Cantidiano volta agora para a iniciativa privada, não antes de aproveitar a quarentena obrigatória para finalizar um livro de comentários sobre a lei das sociedades anônimas. Enquanto isso, Trindade mostra que já tem na ponta da língua as respostas para algumas das principais preocupações do mercado, como revela a entrevista a seguir.

A Capital Aberto consultou representantes das principais entidades relacionadas ao mercado de capitais para saber o que cada um tem a perguntar para Marcelo Trindade. Veja abaixo os principais trechos da entrevista.

Alfried Plöger – presidente da Associação Brasileira das Companhias Abertas (Abrasca)
O senhor já mencionou em entrevistas que gostaria de melhorar os trabalhos de fiscalização na CVM. Sua idéia é fiscalizar somente a conduta dos acionistas controladores ou também atentar para atitudes dos minoritários que possam prejudicar as companhias?

É claro que a conduta dos minoritários também deve ser analisada e que qualquer dano à companhia, seja ele provocado pelo controlador ou pelo minoritário, precisa ser reprimido. O mercado é formado pelas companhias e não por seus acionistas e são elas que precisam ser protegidas para que se possa dar segurança aos investidores.

Waldir Corrêa – presidente da Associação Nacional dos Investidores do Mercado de Capitais (Animec)
O senhor considera a possibilidade de ter um conselho consultivo formado por representantes do mercado ao qual a CVM possa recorrer regularmente para discutir determinadas questões?

Tenho uma visão bem definida sobre esse assunto. Acho que Estado e sociedade civil têm papéis distintos e não devem se misturar. Dar um caráter estatal a entidades da sociedade civil só retiraria dessas entidades a sua verdadeira finalidade e a autenticidade. A CVM tem que estar sempre aberta para ouvir a sociedade, os investidores organizados, os acionistas controladores e todas as demais entidades. Mas elas precisam estar do outro lado da mesa e trazer uma visão de fora, o que seria prejudicado no momento em que tudo estivesse misturado no mesmo conselho. Isso contaminaria, na minha visão, a autenticidade e a espontaneidade dessas organizações.

Raymundo Magliano – presidente da Bovespa
Como o senhor encara a criação de estímulos para que o trabalhador participe do capital das empresas nas quais atua ou do mercado de capitais como um todo?

Eu encaro de maneira muito positiva. Acho que o crescimento do mercado depende do engajamento da classe média e dos trabalhadores em geral e da criação de uma cultura de investimento.

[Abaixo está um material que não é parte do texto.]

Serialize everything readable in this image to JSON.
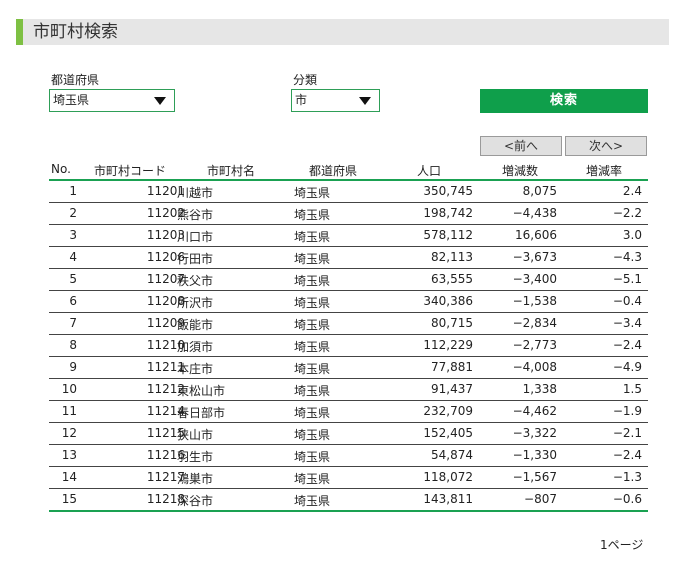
{
  "page": {
    "title": "市町村検索"
  },
  "filters": {
    "prefecture_label": "都道府県",
    "prefecture_value": "埼玉県",
    "category_label": "分類",
    "category_value": "市",
    "search_label": "検索"
  },
  "pager": {
    "prev_label": "<前へ",
    "next_label": "次へ>",
    "page_text": "1ページ"
  },
  "table": {
    "headers": {
      "no": "No.",
      "code": "市町村コード",
      "name": "市町村名",
      "pref": "都道府県",
      "pop": "人口",
      "delta": "増減数",
      "rate": "増減率"
    },
    "rows": [
      {
        "no": "1",
        "code": "11201",
        "name": "川越市",
        "pref": "埼玉県",
        "pop": "350,745",
        "delta": "8,075",
        "rate": "2.4"
      },
      {
        "no": "2",
        "code": "11202",
        "name": "熊谷市",
        "pref": "埼玉県",
        "pop": "198,742",
        "delta": "−4,438",
        "rate": "−2.2"
      },
      {
        "no": "3",
        "code": "11203",
        "name": "川口市",
        "pref": "埼玉県",
        "pop": "578,112",
        "delta": "16,606",
        "rate": "3.0"
      },
      {
        "no": "4",
        "code": "11206",
        "name": "行田市",
        "pref": "埼玉県",
        "pop": "82,113",
        "delta": "−3,673",
        "rate": "−4.3"
      },
      {
        "no": "5",
        "code": "11207",
        "name": "秩父市",
        "pref": "埼玉県",
        "pop": "63,555",
        "delta": "−3,400",
        "rate": "−5.1"
      },
      {
        "no": "6",
        "code": "11208",
        "name": "所沢市",
        "pref": "埼玉県",
        "pop": "340,386",
        "delta": "−1,538",
        "rate": "−0.4"
      },
      {
        "no": "7",
        "code": "11209",
        "name": "飯能市",
        "pref": "埼玉県",
        "pop": "80,715",
        "delta": "−2,834",
        "rate": "−3.4"
      },
      {
        "no": "8",
        "code": "11210",
        "name": "加須市",
        "pref": "埼玉県",
        "pop": "112,229",
        "delta": "−2,773",
        "rate": "−2.4"
      },
      {
        "no": "9",
        "code": "11211",
        "name": "本庄市",
        "pref": "埼玉県",
        "pop": "77,881",
        "delta": "−4,008",
        "rate": "−4.9"
      },
      {
        "no": "10",
        "code": "11212",
        "name": "東松山市",
        "pref": "埼玉県",
        "pop": "91,437",
        "delta": "1,338",
        "rate": "1.5"
      },
      {
        "no": "11",
        "code": "11214",
        "name": "春日部市",
        "pref": "埼玉県",
        "pop": "232,709",
        "delta": "−4,462",
        "rate": "−1.9"
      },
      {
        "no": "12",
        "code": "11215",
        "name": "狭山市",
        "pref": "埼玉県",
        "pop": "152,405",
        "delta": "−3,322",
        "rate": "−2.1"
      },
      {
        "no": "13",
        "code": "11216",
        "name": "羽生市",
        "pref": "埼玉県",
        "pop": "54,874",
        "delta": "−1,330",
        "rate": "−2.4"
      },
      {
        "no": "14",
        "code": "11217",
        "name": "鴻巣市",
        "pref": "埼玉県",
        "pop": "118,072",
        "delta": "−1,567",
        "rate": "−1.3"
      },
      {
        "no": "15",
        "code": "11218",
        "name": "深谷市",
        "pref": "埼玉県",
        "pop": "143,811",
        "delta": "−807",
        "rate": "−0.6"
      }
    ]
  }
}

Mas acredito também que a CVM tem que estar muito bem aparelhada para que, quando isso acontecer, ela possa esclarecer muito amplamente a esses investidores que eles estão entrando num mercado de risco e atender rapidamente às questões que eles vierem a formular quando seus investimentos sofrerem perdas ou coisas do gênero.

Guy Almeida Andrade – presidente do Instituto Brasileiro dos Auditores Independentes (Ibracon)
O senhor tem noção dos efeitos do rodízio de auditores sobre o mercado? Considera necessária a manutenção dessa medida à luz da existência de outras obrigações também introduzidas pela CVM como o exame de qualificação e a revisão pelos pares?

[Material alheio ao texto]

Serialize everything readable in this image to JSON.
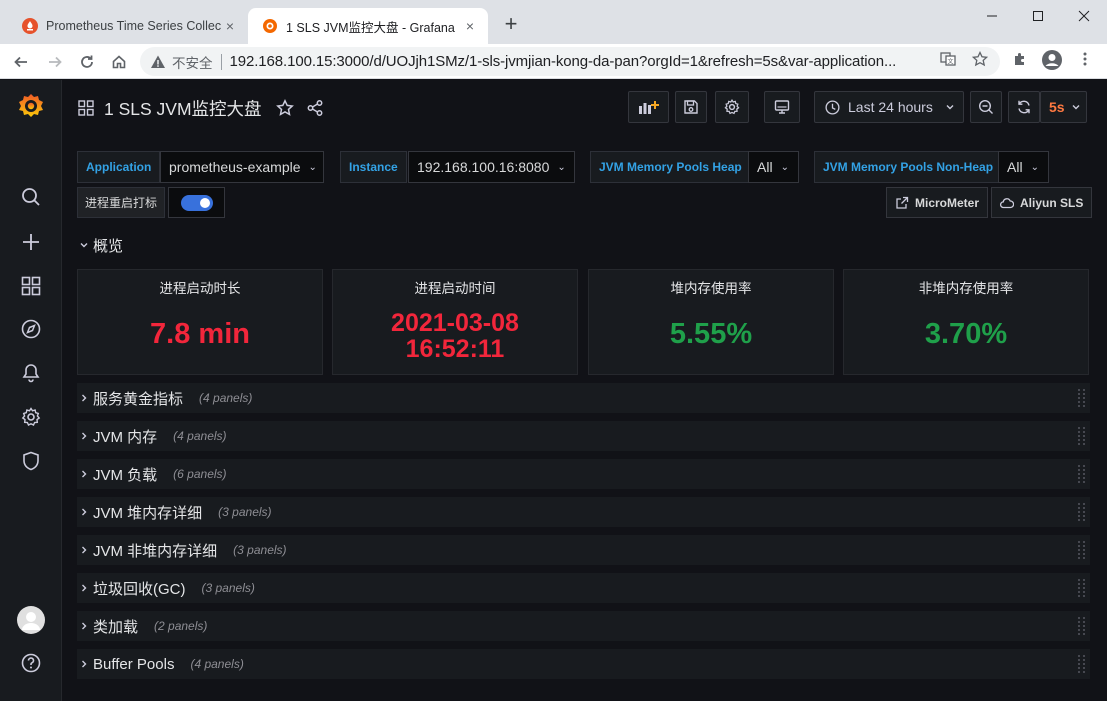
{
  "browser": {
    "tabs": [
      {
        "title": "Prometheus Time Series Collec",
        "close": "×"
      },
      {
        "title": "1 SLS JVM监控大盘 - Grafana",
        "close": "×"
      }
    ],
    "new_tab": "+",
    "insecure_label": "不安全",
    "url": "192.168.100.15:3000/d/UOJjh1SMz/1-sls-jvmjian-kong-da-pan?orgId=1&refresh=5s&var-application..."
  },
  "dashboard": {
    "title": "1 SLS JVM监控大盘",
    "time_range": "Last 24 hours",
    "refresh": "5s",
    "refresh_color": "#ff7941"
  },
  "variables": {
    "application": {
      "label": "Application",
      "value": "prometheus-example"
    },
    "instance": {
      "label": "Instance",
      "value": "192.168.100.16:8080"
    },
    "heap": {
      "label": "JVM Memory Pools Heap",
      "value": "All"
    },
    "nonheap": {
      "label": "JVM Memory Pools Non-Heap",
      "value": "All"
    },
    "restart_marker": {
      "label": "进程重启打标",
      "enabled": true
    }
  },
  "links": {
    "micrometer": "MicroMeter",
    "aliyun": "Aliyun SLS"
  },
  "overview_row": {
    "title": "概览"
  },
  "stats": [
    {
      "title": "进程启动时长",
      "value": "7.8 min",
      "color": "#f2263b"
    },
    {
      "title": "进程启动时间",
      "value_line1": "2021-03-08",
      "value_line2": "16:52:11",
      "color": "#f2263b"
    },
    {
      "title": "堆内存使用率",
      "value": "5.55%",
      "color": "#1fa04a"
    },
    {
      "title": "非堆内存使用率",
      "value": "3.70%",
      "color": "#1fa04a"
    }
  ],
  "rows": [
    {
      "title": "服务黄金指标",
      "count": "(4 panels)"
    },
    {
      "title": "JVM 内存",
      "count": "(4 panels)"
    },
    {
      "title": "JVM 负载",
      "count": "(6 panels)"
    },
    {
      "title": "JVM 堆内存详细",
      "count": "(3 panels)"
    },
    {
      "title": "JVM 非堆内存详细",
      "count": "(3 panels)"
    },
    {
      "title": "垃圾回收(GC)",
      "count": "(3 panels)"
    },
    {
      "title": "类加载",
      "count": "(2 panels)"
    },
    {
      "title": "Buffer Pools",
      "count": "(4 panels)"
    }
  ],
  "icons": {
    "sidebar": [
      "grafana-logo-icon",
      "search-icon",
      "plus-icon",
      "dashboards-icon",
      "explore-icon",
      "alerting-icon",
      "settings-icon",
      "shield-icon",
      "user-avatar-icon",
      "help-icon"
    ]
  }
}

Considero que essa questão foi extremamente debatida pelo colegiado atual da CVM e que seria muita pretensão da minha parte achar que o que eles decidiram está errado, apesar de terem discutido o assunto à exaustão com o mercado. Não tenho a menor intenção de modificar esse entendimento. E certamente essa não é uma prioridade do colegiado da CVM. Mas, sem prejuízo disso, estamos abertos a ouvir a avaliação do mercado sobre a medida. Não agora, tão pouco tempo depois de implementado o rodízio, mas depois de um ou dois anos. Se o Ibracon tiver dados concretos que revelem que o trabalho da auditoria piorou, que os custos aumentaram sensivelmente ou que há caminhos alternativos, certamente a CVM vai examinar.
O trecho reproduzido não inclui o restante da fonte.